Personally, the day has made me think about just how much the profession has progressed in just the past 20 years. I remember sitting in a national ambulance conference in 2000 as a student on one of the first university programmes, listening to a debate on whether paramedics needed degrees. "Paramedics don’t need to diagnose. Tell me, how will a degree help you follow a protocol on the way to hospital?’"
At that point the profession wasn’t registered and the accepted wisdom was that the blue book – a large binder of national training – would tell you all that you could possibly need to know. On my first day working for Dorset Ambulance Service in 2001, I was presented with my protocol folder. It contained 34 one page protocols, detailing the treatment of common conditions and the administration of a small range of medicines. How you actually reached the diagnosis to know which protocol to follow remained a mystery...
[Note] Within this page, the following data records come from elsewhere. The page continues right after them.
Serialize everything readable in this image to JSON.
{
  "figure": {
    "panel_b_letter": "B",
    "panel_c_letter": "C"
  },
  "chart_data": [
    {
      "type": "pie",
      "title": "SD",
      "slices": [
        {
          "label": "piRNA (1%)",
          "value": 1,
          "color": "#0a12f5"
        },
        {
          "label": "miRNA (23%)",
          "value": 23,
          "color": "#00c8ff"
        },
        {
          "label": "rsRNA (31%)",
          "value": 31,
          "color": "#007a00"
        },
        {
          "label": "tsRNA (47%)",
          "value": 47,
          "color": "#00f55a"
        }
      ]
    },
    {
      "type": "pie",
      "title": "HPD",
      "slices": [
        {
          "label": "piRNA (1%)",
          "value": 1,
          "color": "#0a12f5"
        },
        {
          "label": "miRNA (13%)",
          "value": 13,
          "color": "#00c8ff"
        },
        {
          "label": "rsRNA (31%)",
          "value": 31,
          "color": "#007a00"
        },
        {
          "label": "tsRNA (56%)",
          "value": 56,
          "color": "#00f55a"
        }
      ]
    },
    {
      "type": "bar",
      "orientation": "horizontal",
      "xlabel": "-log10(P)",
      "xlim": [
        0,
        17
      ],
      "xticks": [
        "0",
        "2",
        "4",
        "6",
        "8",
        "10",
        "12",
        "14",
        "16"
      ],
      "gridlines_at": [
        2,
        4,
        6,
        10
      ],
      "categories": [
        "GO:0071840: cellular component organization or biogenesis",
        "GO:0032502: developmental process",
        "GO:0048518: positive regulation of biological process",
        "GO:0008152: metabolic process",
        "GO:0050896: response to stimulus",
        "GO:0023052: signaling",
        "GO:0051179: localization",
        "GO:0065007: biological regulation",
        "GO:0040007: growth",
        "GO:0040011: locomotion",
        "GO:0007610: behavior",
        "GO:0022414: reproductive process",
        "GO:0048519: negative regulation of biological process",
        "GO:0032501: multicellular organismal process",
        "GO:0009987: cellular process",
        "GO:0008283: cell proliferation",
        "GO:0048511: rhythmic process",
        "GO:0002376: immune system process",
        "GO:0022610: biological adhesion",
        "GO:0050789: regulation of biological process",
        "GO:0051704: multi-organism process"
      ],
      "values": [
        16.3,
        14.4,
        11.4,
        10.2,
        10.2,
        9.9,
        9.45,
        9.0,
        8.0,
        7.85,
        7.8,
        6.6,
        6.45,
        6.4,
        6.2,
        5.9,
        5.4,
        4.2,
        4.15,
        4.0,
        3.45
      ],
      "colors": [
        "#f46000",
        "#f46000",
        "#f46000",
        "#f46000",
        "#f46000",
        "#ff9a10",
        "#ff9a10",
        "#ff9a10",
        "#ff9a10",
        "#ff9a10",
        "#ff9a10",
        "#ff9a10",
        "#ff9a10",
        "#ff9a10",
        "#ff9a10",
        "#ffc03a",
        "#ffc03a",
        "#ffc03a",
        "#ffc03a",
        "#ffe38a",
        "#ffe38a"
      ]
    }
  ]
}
I remember the first change I ever made to paramedic practice in 2004. Challenging why so many patients were cannulated and why paramedics generally used a large bore cannula. There was no answer and little evidence. However, what was known, was that only paramedics ‘who couldn’t cannulate’ used a blue/pink on an adult. Practice changed, with pink now the most frequently used size. It was a little win, but it showed me that paramedics could affect change.
At that point whilst paramedics could advise on potential developments, only the Medical Advisory Group, a voluntary group of local hospital doctors, had the authority to agree changes. I became a regular attendee of the meeting and often joked that I felt like Oliver going in with my bowl to beg for more small changes. Today, working as part of a multi-professional senior team including nurses, doctors and pharmacists, paramedics are quite rightly at the forefront of driving their profession.
One of the greatest changes has been the move to treat patients at home. It’s hard to believe that this approach was only formalised in 2010 with the launch of the Right Care programme. I remember first discussing the idea in 2006 and firmly being told that ‘it’s quicker to take a patient to hospital than faff on scene pretending to be a doctor. Non-conveyance simply won’t work’. We now see and treat 32.8% of patients on-scene. Non-conveyance drove so many of the changes we take for granted. Paramedics became autonomous. We were supported to actually diagnose and we started to access community pathways. Simplistic protocols developed into the comprehensive guidance that we have today to support our clinicians.
Just 20 years ago, career progression was limited to remaining a paramedic, becoming a manager or leaving the road to be a training officer. Roles for paramedics did not exist outside of ambulance services. Today, there have never been so many opportunities for paramedics and paramedics have never been so much in demand. Within ambulance services, roles now vary widely from telephone triage to research to urgent care to critical care. Paramedic prescribing and advanced/consultant level clinical posts are particularly exciting developments, allowing paramedics to develop to their full clinical potential, in ways that we simply could not have dreamed of even a decade ago. The College of Paramedics' ‘Not All Paramedics Wear Green’ campaign was a reminder of just how many different roles are now available to paramedics outside of ambulance services.
The pace of transformation of the profession from the days of conveyance to hospital with basic protocols, to autonomous clinicians able to work in literally hundreds of different roles, using advanced skills, is unprecedented. As Paramedics we should be proud of where we have come from and focus on the difference that every one of us can make to our profession in the years to come. As ever, I’m incredibly proud of the work that our thousands of paramedics do in roles across the Trust and I'd like to also thank colleagues from across the wide range of other professions that work within SWASFT, for the care they tirelessly provide to our patients.